WGS provided additional diagnostic, risk, and therapeutic information, as well as details of previously unknown genetic features in 108 instances for 83 (29%) cases.

In addition, Behjati and colleagues determined that WGS provided clinical benefit in 80 instances across 69 (24%) cases by aiding diagnoses through accelerating expected findings or providing additional diagnostic information (14%); providing therapeutic opportunities such as variants targetable through existing drugs (7%); and changing management (7%).

Examples of management changes included the identification of a breast cancer-predisposing germline variant in a girl with a thoracic neuroblastoma. The variant had not been routinely tested for because it was deemed irrelevant to neuroblastoma, yet the discovery led to a change in her radiotherapy field to avoid exposure of breast buds.

Another case involved the discovery of a gene fusion in a child with B cell acute lymphoblastic leukemia that is rarely detected by SOC assays.
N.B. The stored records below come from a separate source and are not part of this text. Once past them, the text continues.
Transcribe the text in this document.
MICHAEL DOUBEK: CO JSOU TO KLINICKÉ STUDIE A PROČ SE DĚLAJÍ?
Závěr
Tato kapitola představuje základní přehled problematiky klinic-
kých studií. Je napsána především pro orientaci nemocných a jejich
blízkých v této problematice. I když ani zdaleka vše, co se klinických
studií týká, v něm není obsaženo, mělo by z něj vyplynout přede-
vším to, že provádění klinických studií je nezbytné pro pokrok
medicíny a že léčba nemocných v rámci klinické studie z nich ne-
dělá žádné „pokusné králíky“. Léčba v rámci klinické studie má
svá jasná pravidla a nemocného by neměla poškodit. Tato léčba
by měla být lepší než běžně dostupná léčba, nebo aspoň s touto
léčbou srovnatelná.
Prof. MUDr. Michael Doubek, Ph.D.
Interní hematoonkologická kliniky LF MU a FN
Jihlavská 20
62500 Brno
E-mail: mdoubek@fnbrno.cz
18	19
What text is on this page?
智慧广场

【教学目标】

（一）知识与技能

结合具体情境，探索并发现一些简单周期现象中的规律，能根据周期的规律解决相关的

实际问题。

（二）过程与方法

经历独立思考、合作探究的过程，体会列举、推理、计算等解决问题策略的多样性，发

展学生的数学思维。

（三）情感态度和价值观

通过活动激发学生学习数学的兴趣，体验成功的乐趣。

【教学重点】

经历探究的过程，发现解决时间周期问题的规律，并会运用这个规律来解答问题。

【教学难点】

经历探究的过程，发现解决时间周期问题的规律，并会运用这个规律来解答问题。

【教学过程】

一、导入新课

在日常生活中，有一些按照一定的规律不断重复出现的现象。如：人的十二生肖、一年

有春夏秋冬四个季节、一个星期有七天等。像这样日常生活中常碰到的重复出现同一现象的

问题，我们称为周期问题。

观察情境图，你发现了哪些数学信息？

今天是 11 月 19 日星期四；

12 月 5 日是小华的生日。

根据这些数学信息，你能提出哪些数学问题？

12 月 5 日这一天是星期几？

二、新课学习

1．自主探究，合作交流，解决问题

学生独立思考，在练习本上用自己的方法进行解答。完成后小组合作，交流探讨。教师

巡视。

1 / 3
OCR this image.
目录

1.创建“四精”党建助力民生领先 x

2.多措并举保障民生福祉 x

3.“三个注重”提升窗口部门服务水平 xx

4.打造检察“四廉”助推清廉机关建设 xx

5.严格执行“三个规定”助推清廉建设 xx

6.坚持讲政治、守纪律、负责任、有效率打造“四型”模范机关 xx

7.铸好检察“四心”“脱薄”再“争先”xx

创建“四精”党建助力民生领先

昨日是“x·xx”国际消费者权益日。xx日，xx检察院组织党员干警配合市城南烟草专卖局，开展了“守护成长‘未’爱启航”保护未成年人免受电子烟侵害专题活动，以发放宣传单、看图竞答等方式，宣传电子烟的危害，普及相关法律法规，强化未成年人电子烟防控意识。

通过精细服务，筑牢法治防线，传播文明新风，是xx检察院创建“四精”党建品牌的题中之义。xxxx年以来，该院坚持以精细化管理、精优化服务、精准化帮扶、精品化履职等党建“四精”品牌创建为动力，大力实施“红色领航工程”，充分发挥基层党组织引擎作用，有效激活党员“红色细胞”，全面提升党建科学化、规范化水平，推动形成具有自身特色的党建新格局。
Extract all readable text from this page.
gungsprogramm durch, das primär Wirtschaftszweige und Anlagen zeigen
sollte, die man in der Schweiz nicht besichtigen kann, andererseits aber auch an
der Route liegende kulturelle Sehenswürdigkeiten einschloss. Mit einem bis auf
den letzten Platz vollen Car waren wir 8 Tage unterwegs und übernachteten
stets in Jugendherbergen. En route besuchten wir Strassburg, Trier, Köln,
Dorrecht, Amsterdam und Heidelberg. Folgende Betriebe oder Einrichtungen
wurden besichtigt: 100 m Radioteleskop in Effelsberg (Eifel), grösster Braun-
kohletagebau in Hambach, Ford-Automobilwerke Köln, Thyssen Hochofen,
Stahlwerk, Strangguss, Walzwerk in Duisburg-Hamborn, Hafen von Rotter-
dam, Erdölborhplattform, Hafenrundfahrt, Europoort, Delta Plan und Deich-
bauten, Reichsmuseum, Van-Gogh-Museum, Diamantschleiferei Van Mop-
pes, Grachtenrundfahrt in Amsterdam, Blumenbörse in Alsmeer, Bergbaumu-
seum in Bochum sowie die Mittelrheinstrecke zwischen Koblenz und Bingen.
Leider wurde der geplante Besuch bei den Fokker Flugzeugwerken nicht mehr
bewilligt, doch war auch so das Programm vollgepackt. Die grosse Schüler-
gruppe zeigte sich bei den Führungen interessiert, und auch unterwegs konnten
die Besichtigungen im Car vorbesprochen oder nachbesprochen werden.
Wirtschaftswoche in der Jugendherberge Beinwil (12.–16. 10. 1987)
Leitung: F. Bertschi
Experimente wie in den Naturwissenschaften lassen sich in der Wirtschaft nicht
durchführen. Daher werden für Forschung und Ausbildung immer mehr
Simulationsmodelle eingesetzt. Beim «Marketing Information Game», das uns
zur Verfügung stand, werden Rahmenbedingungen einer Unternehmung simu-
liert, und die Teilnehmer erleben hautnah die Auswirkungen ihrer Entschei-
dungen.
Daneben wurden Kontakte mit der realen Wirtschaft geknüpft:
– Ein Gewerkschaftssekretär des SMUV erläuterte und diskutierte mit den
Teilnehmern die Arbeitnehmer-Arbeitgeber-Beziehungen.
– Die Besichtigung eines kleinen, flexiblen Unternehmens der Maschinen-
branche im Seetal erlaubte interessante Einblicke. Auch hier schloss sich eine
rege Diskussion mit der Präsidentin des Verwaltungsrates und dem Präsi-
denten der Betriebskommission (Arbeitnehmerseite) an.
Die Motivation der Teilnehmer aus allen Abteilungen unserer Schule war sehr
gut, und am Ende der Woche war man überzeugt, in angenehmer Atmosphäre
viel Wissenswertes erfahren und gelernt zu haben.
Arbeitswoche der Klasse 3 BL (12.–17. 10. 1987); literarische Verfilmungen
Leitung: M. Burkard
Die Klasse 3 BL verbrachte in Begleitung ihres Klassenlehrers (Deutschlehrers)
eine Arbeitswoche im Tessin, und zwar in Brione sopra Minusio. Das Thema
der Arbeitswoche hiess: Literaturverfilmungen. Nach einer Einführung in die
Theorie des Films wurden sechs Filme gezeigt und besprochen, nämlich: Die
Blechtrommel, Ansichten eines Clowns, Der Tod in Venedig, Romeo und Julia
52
Normally, the child would have been offered intensified therapy due to residual disease but the gene fusion that was discovered confers good overall prognosis, which enabled clinicians not to escalate therapy.

Behjati believes that WGS could eventually replace the multiple molecular tests currently used when a child is undergoing investigations for cancer.

“I suspect that ultimately it will be more cost-efficient to have a single, relatively expensive test rather than running lots of cheaper tests that require a multitude of equipment, pipelines, and staff,” he told Inside Precision Medicine.